The Borough & Corporation of Bedford in 1835
From an article in the SDUK 'Penny Magazine' 1835
Bedford is considered a borough and corporation by prescription, and is so called in all legal proceedings. The first charter on record was granted to the town by Henry II, and the last by Charles II. The corporation consists of a mayor, recorder, two bailiffs, thirteen common-councilmen, and an uncertain number of aldermen, as every who has served the office of mayor is after wards reputed an alderman.
The manor of Bedford is vested in the corporation by virtue of ancient grants, the earliest of which is that of Henry II, which subjected the burgesses in return to the payment of a fee-farm rent of £40 per annum.
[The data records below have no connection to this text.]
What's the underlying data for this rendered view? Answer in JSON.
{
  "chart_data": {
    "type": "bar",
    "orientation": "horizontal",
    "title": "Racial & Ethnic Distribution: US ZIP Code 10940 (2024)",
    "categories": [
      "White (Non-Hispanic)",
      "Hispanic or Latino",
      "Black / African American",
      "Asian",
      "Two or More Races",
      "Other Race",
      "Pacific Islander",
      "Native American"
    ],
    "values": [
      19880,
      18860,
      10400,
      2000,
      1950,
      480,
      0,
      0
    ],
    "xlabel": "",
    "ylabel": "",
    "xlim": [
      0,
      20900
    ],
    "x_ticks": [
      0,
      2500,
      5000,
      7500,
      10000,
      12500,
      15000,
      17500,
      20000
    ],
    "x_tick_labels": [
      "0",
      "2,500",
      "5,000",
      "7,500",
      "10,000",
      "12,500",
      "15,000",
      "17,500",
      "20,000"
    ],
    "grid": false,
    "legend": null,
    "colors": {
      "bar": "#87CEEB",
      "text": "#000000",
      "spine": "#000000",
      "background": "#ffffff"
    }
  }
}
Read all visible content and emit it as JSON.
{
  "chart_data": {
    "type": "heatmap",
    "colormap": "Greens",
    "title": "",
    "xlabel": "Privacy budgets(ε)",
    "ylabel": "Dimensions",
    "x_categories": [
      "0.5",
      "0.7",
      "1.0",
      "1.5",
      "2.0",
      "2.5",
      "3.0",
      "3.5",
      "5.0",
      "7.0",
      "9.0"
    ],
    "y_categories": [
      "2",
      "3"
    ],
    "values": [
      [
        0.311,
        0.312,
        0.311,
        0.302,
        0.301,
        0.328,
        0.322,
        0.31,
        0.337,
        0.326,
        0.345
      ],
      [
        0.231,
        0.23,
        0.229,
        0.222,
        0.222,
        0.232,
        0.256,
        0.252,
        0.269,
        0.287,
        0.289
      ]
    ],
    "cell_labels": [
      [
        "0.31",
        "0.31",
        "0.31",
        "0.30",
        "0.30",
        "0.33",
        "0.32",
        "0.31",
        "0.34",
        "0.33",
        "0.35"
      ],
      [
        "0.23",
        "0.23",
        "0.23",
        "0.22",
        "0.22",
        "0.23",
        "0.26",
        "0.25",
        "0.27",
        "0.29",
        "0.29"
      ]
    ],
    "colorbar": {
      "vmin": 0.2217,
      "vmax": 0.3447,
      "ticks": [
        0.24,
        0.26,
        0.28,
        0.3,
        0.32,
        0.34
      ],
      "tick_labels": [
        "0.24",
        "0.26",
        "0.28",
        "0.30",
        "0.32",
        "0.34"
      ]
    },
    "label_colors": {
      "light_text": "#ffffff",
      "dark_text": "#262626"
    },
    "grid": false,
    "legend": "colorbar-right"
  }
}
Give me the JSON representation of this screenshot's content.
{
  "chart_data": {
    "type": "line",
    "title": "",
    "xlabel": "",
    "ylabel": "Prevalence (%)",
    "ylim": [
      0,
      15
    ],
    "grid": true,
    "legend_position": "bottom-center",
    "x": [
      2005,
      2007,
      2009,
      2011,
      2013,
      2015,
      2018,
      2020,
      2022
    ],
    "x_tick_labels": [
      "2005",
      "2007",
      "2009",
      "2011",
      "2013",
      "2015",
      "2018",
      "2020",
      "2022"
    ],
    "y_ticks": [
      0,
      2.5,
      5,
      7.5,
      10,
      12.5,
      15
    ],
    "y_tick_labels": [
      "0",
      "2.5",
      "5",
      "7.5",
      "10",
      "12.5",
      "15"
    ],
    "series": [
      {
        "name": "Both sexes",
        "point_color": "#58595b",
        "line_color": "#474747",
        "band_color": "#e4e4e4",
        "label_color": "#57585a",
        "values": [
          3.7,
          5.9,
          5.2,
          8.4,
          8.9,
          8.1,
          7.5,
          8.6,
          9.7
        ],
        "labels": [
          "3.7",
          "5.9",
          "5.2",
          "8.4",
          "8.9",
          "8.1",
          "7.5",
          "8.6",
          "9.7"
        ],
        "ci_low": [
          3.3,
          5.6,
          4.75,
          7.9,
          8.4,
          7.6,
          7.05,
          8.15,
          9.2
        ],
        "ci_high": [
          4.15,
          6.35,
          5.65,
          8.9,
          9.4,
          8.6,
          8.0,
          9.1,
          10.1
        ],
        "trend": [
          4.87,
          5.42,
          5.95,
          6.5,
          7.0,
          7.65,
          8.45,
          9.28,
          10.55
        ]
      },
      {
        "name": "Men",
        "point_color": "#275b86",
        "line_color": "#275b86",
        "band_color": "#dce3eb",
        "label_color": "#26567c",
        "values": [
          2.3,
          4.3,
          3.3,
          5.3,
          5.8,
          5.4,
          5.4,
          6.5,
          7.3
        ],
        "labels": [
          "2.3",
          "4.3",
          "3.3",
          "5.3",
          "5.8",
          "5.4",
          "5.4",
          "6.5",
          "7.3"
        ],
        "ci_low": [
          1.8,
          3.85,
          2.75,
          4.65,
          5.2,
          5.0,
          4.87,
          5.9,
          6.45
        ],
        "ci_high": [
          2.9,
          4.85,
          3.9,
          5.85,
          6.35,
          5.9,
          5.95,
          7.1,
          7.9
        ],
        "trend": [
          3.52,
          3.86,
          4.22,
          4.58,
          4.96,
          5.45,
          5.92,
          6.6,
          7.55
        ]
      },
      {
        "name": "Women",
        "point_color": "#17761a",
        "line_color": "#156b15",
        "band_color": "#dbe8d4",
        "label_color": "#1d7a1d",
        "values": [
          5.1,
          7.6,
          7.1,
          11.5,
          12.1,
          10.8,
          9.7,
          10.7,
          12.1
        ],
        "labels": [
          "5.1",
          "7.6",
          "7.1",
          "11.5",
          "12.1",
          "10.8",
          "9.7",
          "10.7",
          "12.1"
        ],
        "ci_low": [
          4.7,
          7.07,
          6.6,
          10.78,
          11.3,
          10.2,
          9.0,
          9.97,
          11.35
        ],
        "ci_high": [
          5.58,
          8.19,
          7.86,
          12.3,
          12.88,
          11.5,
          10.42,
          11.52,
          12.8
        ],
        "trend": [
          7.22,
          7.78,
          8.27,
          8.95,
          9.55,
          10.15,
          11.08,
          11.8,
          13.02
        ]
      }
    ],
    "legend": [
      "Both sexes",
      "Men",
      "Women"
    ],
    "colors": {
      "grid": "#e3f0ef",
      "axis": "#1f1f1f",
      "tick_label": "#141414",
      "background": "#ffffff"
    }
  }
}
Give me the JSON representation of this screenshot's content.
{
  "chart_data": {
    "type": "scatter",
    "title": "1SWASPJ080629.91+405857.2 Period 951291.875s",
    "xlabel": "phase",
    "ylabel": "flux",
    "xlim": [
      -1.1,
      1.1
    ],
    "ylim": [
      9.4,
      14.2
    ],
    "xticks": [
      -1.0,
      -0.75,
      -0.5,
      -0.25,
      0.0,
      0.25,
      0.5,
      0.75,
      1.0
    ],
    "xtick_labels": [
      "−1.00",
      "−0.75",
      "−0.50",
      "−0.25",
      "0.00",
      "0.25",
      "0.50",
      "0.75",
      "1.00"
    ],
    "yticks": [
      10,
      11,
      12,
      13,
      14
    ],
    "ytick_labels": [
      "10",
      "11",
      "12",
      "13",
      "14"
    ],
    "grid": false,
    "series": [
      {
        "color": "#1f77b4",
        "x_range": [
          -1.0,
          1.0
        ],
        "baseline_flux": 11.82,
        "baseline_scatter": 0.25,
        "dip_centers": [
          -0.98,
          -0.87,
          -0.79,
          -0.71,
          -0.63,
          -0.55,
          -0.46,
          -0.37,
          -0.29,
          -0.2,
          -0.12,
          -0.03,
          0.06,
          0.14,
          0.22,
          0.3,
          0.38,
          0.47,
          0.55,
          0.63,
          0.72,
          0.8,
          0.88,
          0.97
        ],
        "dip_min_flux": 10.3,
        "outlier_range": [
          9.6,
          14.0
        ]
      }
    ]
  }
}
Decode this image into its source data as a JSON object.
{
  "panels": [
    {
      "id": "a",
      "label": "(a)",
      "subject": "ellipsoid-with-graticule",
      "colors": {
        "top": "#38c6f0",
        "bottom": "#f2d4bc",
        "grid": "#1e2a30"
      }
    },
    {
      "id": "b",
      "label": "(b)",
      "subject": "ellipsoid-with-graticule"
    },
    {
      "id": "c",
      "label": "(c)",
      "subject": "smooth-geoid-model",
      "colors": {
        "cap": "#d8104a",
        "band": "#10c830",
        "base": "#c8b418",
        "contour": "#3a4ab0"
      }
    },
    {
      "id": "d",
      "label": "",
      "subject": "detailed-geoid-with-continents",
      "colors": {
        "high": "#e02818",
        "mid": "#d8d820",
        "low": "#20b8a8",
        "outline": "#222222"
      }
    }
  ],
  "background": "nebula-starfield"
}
This was afterwards raised to £46 ; but in the end was gradually reduced to the sum of £16, 5 shillings, 8 pence, which is now payable to representatives of persons who bought the rent of the crown. The bailiffs for the time being are lords of the manor, and have the right of fishing and taking game to the extent of the bounds, which contains a space of upwards of nine miles in circumference, comprising an area of 2,200 acres. The Boundary Commissioners, in 1831, recommended no alteration of the ancient limit.
The town has sent two members to parliament ever since the year 1295. The right of election was determined, in 1690, to be in the burgesses, freemen, and the inhabitant householders not receiving alms. Under this franchise, the greatest number of electors polled in the first thirty years of this century was 914. In 1831, the borough of Bedford contained 1,446 houses, with a population of 6,959 persons, of whom 3,757 were females.